Second-growth exceeds virgin stand
Unlike many other woods, true hickories' second-growth trees appear to exceed the virgin stands in many properties. One expert contends that second-growth trees which grow in the same area as the first growth stands, can be heavier and stronger than the old-growth hickories. However, true hickories grow very slowly and it is not unusual for a tree to take 200 years to mature.

In the book Encyclopedia of Trees, Hugh Johnson writes about the unique hickories. "It is not hard to characterize the hickories as a race. They are like taller and more graceful walnuts; more finely textured; in brighter colors....Their wood is the finest of all for the traditional offices of ash - for tool handles and firewood."

Johnson says the most readily identifiable of all hickories is the shagbark hickory. "If ever there was a case where the botanist who christened the tree in Latin should have seen it first, it is this.
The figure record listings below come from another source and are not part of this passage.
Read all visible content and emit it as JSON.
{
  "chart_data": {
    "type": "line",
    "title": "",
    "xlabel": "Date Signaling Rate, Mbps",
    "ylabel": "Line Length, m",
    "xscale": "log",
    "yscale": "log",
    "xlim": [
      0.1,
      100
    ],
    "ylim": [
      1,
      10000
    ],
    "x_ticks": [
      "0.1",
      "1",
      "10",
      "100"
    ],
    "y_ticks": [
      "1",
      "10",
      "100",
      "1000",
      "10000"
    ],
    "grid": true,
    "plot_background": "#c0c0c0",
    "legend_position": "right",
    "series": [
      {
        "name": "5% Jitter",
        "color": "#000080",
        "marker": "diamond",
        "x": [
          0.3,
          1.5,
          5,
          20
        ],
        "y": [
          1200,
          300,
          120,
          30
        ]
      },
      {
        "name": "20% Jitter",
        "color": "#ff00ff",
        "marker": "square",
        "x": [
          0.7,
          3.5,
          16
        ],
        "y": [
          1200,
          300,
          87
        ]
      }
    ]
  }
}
But he was Philip Miller, 3,500 miles away at the Chelsea Physic Garden and all he had was a few leaves and a few oval nuts. Had he seen the amazing trunk of the tree he would have ransacked mythology for some old witch in moth-eaten rags to express its appalling look of wear and tear. It is when the shagbark comes to fruiting age at 30 to 40 years that its trim trunk starts to tatter. It may well be an evolutionary adaptation which has proved successful in keeping squirrel away from the nuts."

Shagbark's nuts are white and always quartered. The shagbark nut is the sweetest of the true hickories. Mockernut gets its name because the nuts of its tree are often empty. Bitternut is also a hickory, so named because its nuts are inedible.
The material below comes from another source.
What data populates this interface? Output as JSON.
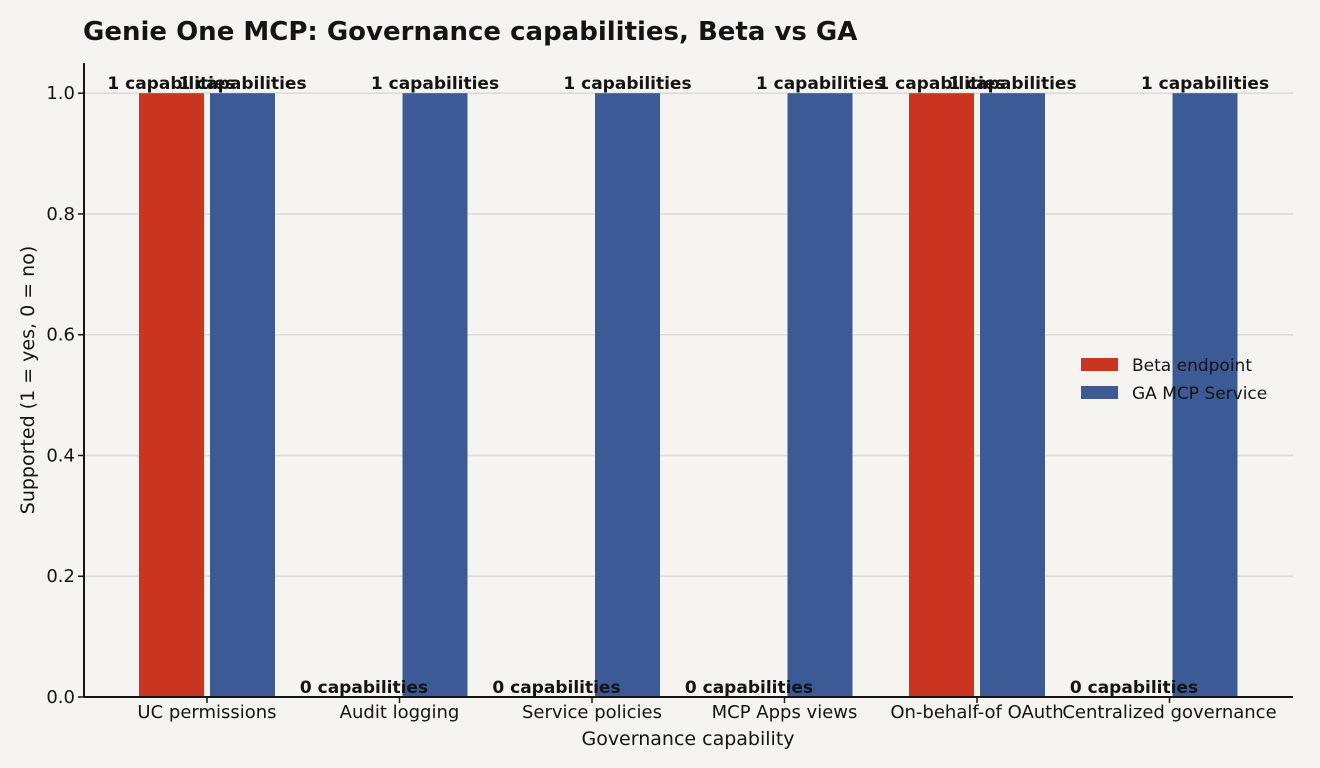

                                                                                                                                                                                           

 

FAMILY NAME
Carya ovata, Carya glabra, Carya tomentosa, and Carya laciniosa of the Family Juglandaceae

COMMON NAMES
Shagbark hickory, white hickory, red hickory, mockernut hickory, pignut hickory, shellbark hickory

HEIGHT/WEIGHT
Height ranges from 60 to 120 feet with straight cylindrical boles and diameters of two to three feet. Weight ranges from 45 to 56 pounds per cubic foot with an average weight of 51 pounds.

PROPERTIES
Wood is heavy and strong, but shrinks during drying. It is dense, with high toughness, bending, stiffness and crushing strengths and exception shock resistance. It can be difficult to machine and has a moderate blunting effect on tools. Experts recommend a 20-degree cutting angle when irregular grained-wood is used. Stains and finishes very well.